There was a priest and a rabbi who died and went to Heaven. As a tradition, all holy people are allowed a meeting with God. At the end of the meeting, they were allowed a question.
“Please tell us O God, if there ever will be a resolution to the Israeli/Palestine affair?
“Yes, of course, answered God, “but not in my lifetime,”
And that’s as far as I will go – and I was told that story by a Jewish friend. I might add that I have a couple of events in my life that I challenge anyone to emulate. I was once kissed by Yassar Arafat and hugged by Mother Teresa, so beat that if you can. I should add that my reactions with Arafat were entirely temporary and do not affect my views on the tragic conflict, which I am keeping to myself.
What’s in a Name?
The liberal consensus welcomes the cancellation of those whose backgrounds fail to fit with contemporary sensibilities. So, Rhodes must fall and Edward Colston’s statue was hurled into Bristol Harbour. The CoE now prays about statues of unsuitable luminaries with slavery connections.

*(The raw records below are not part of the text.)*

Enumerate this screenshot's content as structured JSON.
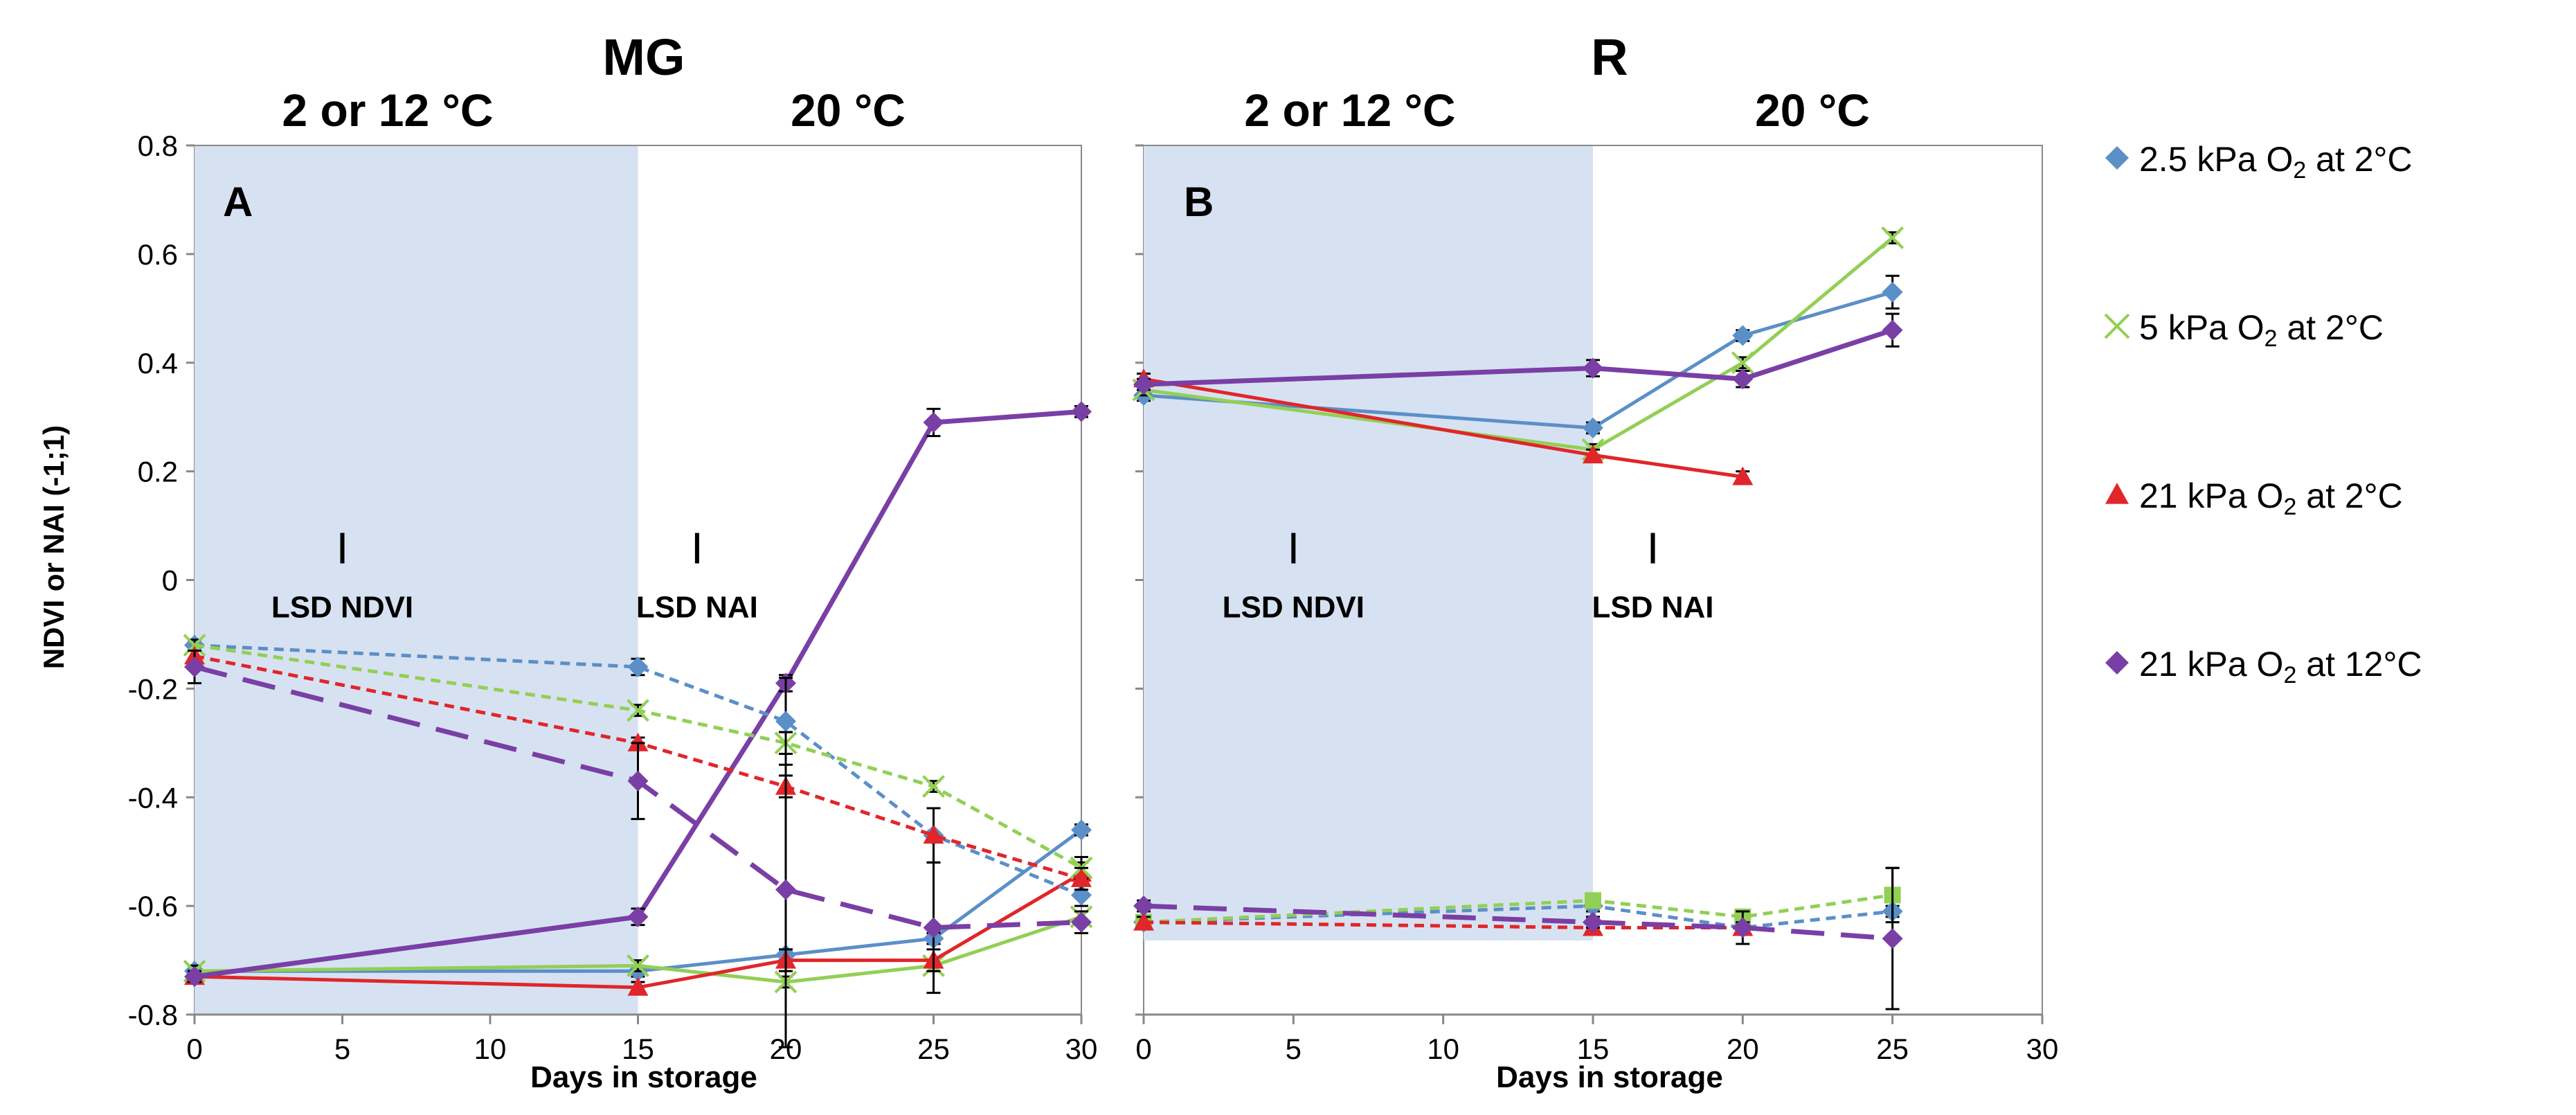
{
  "chart_data": [
    {
      "panel": "A",
      "title": "MG",
      "type": "line",
      "xlabel": "Days in storage",
      "ylabel": "NDVI or NAI (-1;1)",
      "xlim": [
        0,
        30
      ],
      "ylim": [
        -0.8,
        0.8
      ],
      "xticks": [
        "0",
        "5",
        "10",
        "15",
        "20",
        "25",
        "30"
      ],
      "yticks": [
        "-0.8",
        "-0.6",
        "-0.4",
        "-0.2",
        "0",
        "0.2",
        "0.4",
        "0.6",
        "0.8"
      ],
      "shaded_region": {
        "x": [
          0,
          15
        ],
        "label": "2  or 12 °C"
      },
      "unshaded_label": "20 °C",
      "annotations": [
        {
          "text": "LSD NDVI",
          "x": 5,
          "y": 0
        },
        {
          "text": "LSD NAI",
          "x": 17,
          "y": 0
        }
      ],
      "series": [
        {
          "name": "2.5  kPa O2 at 2°C",
          "metric": "NDVI",
          "color": "#5b8fc7",
          "marker": "diamond",
          "style": "solid",
          "x": [
            0,
            15,
            20,
            25,
            30
          ],
          "y": [
            -0.72,
            -0.72,
            -0.69,
            -0.66,
            -0.46
          ],
          "err": [
            0.01,
            0.01,
            0.01,
            0.01,
            0.01
          ]
        },
        {
          "name": "5 kPa O2 at 2°C",
          "metric": "NDVI",
          "color": "#92cf55",
          "marker": "x",
          "style": "solid",
          "x": [
            0,
            15,
            20,
            25,
            30
          ],
          "y": [
            -0.72,
            -0.71,
            -0.74,
            -0.71,
            -0.62
          ],
          "err": [
            0.01,
            0.01,
            0.01,
            0.01,
            0.01
          ]
        },
        {
          "name": "21 kPa O2 at 2°C",
          "metric": "NDVI",
          "color": "#e0262a",
          "marker": "triangle",
          "style": "solid",
          "x": [
            0,
            15,
            20,
            25,
            30
          ],
          "y": [
            -0.73,
            -0.75,
            -0.7,
            -0.7,
            -0.54
          ],
          "err": [
            0.01,
            0.01,
            0.02,
            0.02,
            0.02
          ]
        },
        {
          "name": "21 kPa O2 at 12°C",
          "metric": "NDVI",
          "color": "#7a3fa5",
          "marker": "diamond",
          "style": "solid",
          "x": [
            0,
            15,
            20,
            25,
            30
          ],
          "y": [
            -0.73,
            -0.62,
            -0.19,
            0.29,
            0.31
          ],
          "err": [
            0.01,
            0.015,
            0.015,
            0.025,
            0.01
          ]
        },
        {
          "name": "2.5  kPa O2 at 2°C",
          "metric": "NAI",
          "color": "#5b8fc7",
          "marker": "diamond",
          "style": "dashed",
          "x": [
            0,
            15,
            20,
            25,
            30
          ],
          "y": [
            -0.12,
            -0.16,
            -0.26,
            -0.47,
            -0.58
          ],
          "err": [
            0.01,
            0.015,
            0.08,
            0.05,
            0.02
          ]
        },
        {
          "name": "5 kPa O2 at 2°C",
          "metric": "NAI",
          "color": "#92cf55",
          "marker": "x",
          "style": "dashed",
          "x": [
            0,
            15,
            20,
            25,
            30
          ],
          "y": [
            -0.12,
            -0.24,
            -0.3,
            -0.38,
            -0.53
          ],
          "err": [
            0.01,
            0.01,
            0.02,
            0.01,
            0.02
          ]
        },
        {
          "name": "21 kPa O2 at 2°C",
          "metric": "NAI",
          "color": "#e0262a",
          "marker": "triangle",
          "style": "dashed",
          "x": [
            0,
            15,
            20,
            25,
            30
          ],
          "y": [
            -0.14,
            -0.3,
            -0.38,
            -0.47,
            -0.55
          ],
          "err": [
            0.01,
            0.01,
            0.02,
            0.05,
            0.02
          ]
        },
        {
          "name": "21 kPa O2 at 12°C",
          "metric": "NAI",
          "color": "#7a3fa5",
          "marker": "diamond",
          "style": "longdash",
          "x": [
            0,
            15,
            20,
            25,
            30
          ],
          "y": [
            -0.16,
            -0.37,
            -0.57,
            -0.64,
            -0.63
          ],
          "err": [
            0.03,
            0.07,
            0.29,
            0.12,
            0.02
          ]
        }
      ]
    },
    {
      "panel": "B",
      "title": "R",
      "type": "line",
      "xlabel": "Days in storage",
      "ylabel": "",
      "xlim": [
        0,
        30
      ],
      "ylim": [
        -0.8,
        0.8
      ],
      "xticks": [
        "0",
        "5",
        "10",
        "15",
        "20",
        "25",
        "30"
      ],
      "shaded_region": {
        "x": [
          0,
          15
        ],
        "label": "2  or 12 °C"
      },
      "unshaded_label": "20 °C",
      "annotations": [
        {
          "text": "LSD NDVI",
          "x": 5,
          "y": 0
        },
        {
          "text": "LSD NAI",
          "x": 17,
          "y": 0
        }
      ],
      "series": [
        {
          "name": "2.5  kPa O2 at 2°C",
          "metric": "NDVI",
          "color": "#5b8fc7",
          "marker": "diamond",
          "style": "solid",
          "x": [
            0,
            15,
            20,
            25
          ],
          "y": [
            0.34,
            0.28,
            0.45,
            0.53
          ],
          "err": [
            0.01,
            0.01,
            0.01,
            0.03
          ]
        },
        {
          "name": "5 kPa O2 at 2°C",
          "metric": "NDVI",
          "color": "#92cf55",
          "marker": "x",
          "style": "solid",
          "x": [
            0,
            15,
            20,
            25
          ],
          "y": [
            0.35,
            0.24,
            0.4,
            0.63
          ],
          "err": [
            0.01,
            0.01,
            0.01,
            0.01
          ]
        },
        {
          "name": "21 kPa O2 at 2°C",
          "metric": "NDVI",
          "color": "#e0262a",
          "marker": "triangle",
          "style": "solid",
          "x": [
            0,
            15,
            20
          ],
          "y": [
            0.37,
            0.23,
            0.19
          ],
          "err": [
            0.01,
            0.01,
            0.01
          ]
        },
        {
          "name": "21 kPa O2 at 12°C",
          "metric": "NDVI",
          "color": "#7a3fa5",
          "marker": "diamond",
          "style": "solid",
          "x": [
            0,
            15,
            20,
            25
          ],
          "y": [
            0.36,
            0.39,
            0.37,
            0.46
          ],
          "err": [
            0.01,
            0.015,
            0.015,
            0.03
          ]
        },
        {
          "name": "2.5  kPa O2 at 2°C",
          "metric": "NAI",
          "color": "#5b8fc7",
          "marker": "diamond",
          "style": "dashed",
          "x": [
            0,
            15,
            20,
            25
          ],
          "y": [
            -0.63,
            -0.6,
            -0.64,
            -0.61
          ],
          "err": [
            0.01,
            0.01,
            0.01,
            0.01
          ]
        },
        {
          "name": "5 kPa O2 at 2°C",
          "metric": "NAI",
          "color": "#92cf55",
          "marker": "square",
          "style": "dashed",
          "x": [
            0,
            15,
            20,
            25
          ],
          "y": [
            -0.63,
            -0.59,
            -0.62,
            -0.58
          ],
          "err": [
            0.01,
            0.01,
            0.01,
            0.05
          ]
        },
        {
          "name": "21 kPa O2 at 2°C",
          "metric": "NAI",
          "color": "#e0262a",
          "marker": "triangle",
          "style": "dashed",
          "x": [
            0,
            15,
            20
          ],
          "y": [
            -0.63,
            -0.64,
            -0.64
          ],
          "err": [
            0.01,
            0.01,
            0.01
          ]
        },
        {
          "name": "21 kPa O2 at 12°C",
          "metric": "NAI",
          "color": "#7a3fa5",
          "marker": "diamond",
          "style": "longdash",
          "x": [
            0,
            15,
            20,
            25
          ],
          "y": [
            -0.6,
            -0.63,
            -0.64,
            -0.66
          ],
          "err": [
            0.01,
            0.01,
            0.03,
            0.13
          ]
        }
      ]
    }
  ],
  "legend": [
    {
      "label_pre": "2.5  kPa O",
      "sub": "2",
      "label_post": " at 2°C",
      "color": "#5b8fc7",
      "marker": "diamond"
    },
    {
      "label_pre": "5 kPa O",
      "sub": "2",
      "label_post": " at 2°C",
      "color": "#92cf55",
      "marker": "x"
    },
    {
      "label_pre": "21 kPa O",
      "sub": "2",
      "label_post": " at 2°C",
      "color": "#e0262a",
      "marker": "triangle"
    },
    {
      "label_pre": "21 kPa O",
      "sub": "2",
      "label_post": " at 12°C",
      "color": "#7a3fa5",
      "marker": "diamond"
    }
  ],
  "colors": {
    "shade": "#d6e2f1",
    "axis": "#888888",
    "text": "#000000"
  }
}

No modern liberal can afford to be linked with an institution that commemorates people with a problematic background. However, there is one exception. In a quiet church graveyard on the Welsh border – St Giles’, Wrexham – lies the grave of an extraordinary old rogue.
The Rogue Behind the Ivy
The man in question was born in 1649, three decades after the Mayflower arrived in America. As a young man he loathed Puritanism, so he took a job with the East India Company and went to India. As he had no morals or principles, he made a pile of money and ended up as governor of Madras. He maintained several mistresses and enriched himself through smuggling and every kind of crooked practice. One wheeze was to pass a law requiring every European ship to carry a minimum of 10 slaves for sale. He sold them at a huge mark-up – in 1687 alone, he arranged for 655 to be sent on their way. He met the burgeoning demand for slaves by having children kidnapped – and even had his groom hanged for taking two days off without permission.
Even the East India Company eventually lost patience with him. In 1699, after it was discovered that he had been embezzling company funds to purchase land for himself, he was banished to England. He brought back so much loot it couldn’t fit into his two houses, one in London, the other in Wrexham. He became England’s first auctioneer so he could flog off the surplus stuff. It took seven auctions to get rid of several hundred snuff boxes, 500 rings, 7,000 paintings and 116 pairs of cufflinks.
This character had some tenuous links to America, and, in a fit of absentmindedness, gave a minute fraction of his wealth to an obscure college in Saybrook, Connecticut. Later the college asked for more funds, so he sent 417 books and a picture of King George I.
To honour their donor, the new college renamed itself after him and hung his portrait in the hall. It shows him being waited on by a Black servant wearing a metal collar.
Despite that, the college – now a university – still bears the name of this whoring, thieving, slave-trading old monster who gave it a few books. So, let’s applaud Elihu Yale, whose name graces the university from which Bill Clinton and both George Bushes graduated.